Поезд нечувствительно плыл по рельсам, — видимо, финны как-то умудрялись их класть без стыков, — за окном тянулись пригороды Хельсинки, присыпанные снежком, именно производственные либо складские помещения, очень опрятные и даже радующие глаз, преаккуратные домики, выкрашенные в пастельные, завораживающие цвета, автомобильные стоянки, первые улицы с редкими пешеходами, словом, приятно оживленная местность, которая предваряет любой европейский город. Вошел, вкрадчиво постучав, проводник в коричневой униформе, сказал:
— Прибываем… — и мягко задвинул дверь.
Злоткин положил на столик десять финских марок для проводника, надел теплую замшевую куртку, подхватил сумку с плечевым ремнем и брезентовый баульчик для дипломатической почты, в котором на самом деле помещался пистолет Стечкина и крупная сумма денег, вышел в коридор своего вагона, посмотрел направо, посмотрел налево, осенил себя мелким-мелким крестиком и сошел.

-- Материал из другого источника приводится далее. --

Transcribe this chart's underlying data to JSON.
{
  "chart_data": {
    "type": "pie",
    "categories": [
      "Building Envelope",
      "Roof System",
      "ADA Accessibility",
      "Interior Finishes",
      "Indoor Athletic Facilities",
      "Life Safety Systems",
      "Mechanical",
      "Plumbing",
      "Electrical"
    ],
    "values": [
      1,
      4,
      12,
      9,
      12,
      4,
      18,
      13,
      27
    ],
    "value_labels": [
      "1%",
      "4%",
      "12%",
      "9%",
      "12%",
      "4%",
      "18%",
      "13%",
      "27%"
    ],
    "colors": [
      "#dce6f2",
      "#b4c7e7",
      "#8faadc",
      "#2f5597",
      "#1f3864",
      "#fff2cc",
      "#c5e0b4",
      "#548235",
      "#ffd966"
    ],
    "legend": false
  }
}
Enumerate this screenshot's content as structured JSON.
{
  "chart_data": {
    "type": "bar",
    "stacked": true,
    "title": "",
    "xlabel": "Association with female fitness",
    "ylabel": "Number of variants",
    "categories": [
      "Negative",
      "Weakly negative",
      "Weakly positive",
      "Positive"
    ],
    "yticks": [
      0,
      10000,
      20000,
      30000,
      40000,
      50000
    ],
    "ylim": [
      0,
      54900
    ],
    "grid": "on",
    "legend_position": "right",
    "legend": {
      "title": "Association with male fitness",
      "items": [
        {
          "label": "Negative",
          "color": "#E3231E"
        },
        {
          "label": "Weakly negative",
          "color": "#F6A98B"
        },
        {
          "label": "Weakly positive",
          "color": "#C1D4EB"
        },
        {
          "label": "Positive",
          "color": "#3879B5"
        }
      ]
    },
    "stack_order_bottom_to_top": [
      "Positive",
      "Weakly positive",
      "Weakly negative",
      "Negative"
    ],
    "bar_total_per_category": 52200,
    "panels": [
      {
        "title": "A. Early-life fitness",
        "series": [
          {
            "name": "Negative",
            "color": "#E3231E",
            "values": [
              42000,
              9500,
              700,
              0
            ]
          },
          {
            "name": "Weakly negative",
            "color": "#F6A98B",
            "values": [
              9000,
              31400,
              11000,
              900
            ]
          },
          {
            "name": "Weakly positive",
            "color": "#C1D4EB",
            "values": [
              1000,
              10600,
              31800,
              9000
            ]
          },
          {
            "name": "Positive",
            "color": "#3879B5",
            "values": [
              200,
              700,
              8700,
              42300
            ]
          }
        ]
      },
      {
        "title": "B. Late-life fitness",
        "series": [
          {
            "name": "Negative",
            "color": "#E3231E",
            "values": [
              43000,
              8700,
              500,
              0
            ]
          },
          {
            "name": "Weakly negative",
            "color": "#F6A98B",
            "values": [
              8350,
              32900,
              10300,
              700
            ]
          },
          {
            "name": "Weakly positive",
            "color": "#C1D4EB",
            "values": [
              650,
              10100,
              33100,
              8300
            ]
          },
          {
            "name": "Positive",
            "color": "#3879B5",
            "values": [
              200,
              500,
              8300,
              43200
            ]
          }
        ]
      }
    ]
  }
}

Несмотря на то что день выдался будний, а также на ранний час, в помещениях хельсинкского вокзала было многолюдно и совершалась прилично-суматошная, привычная и в то же время чужая жизнь; в частности, Вася Злоткин приметил компанию пьяных парней с осоловевшими чухонскими физиономиями, но они не орали песен, не сквернословили, не приставали к публике, не дрались, а только бродили, шатаясь, туда-сюда. И ему подумалось на их счет: «Ну что ты с ними, сукиными сынами, поделаешь северяне!.. Северяне-то они, разумеется, северяне, а все-таки прямо шевалье по сравнению с нашей рванью…»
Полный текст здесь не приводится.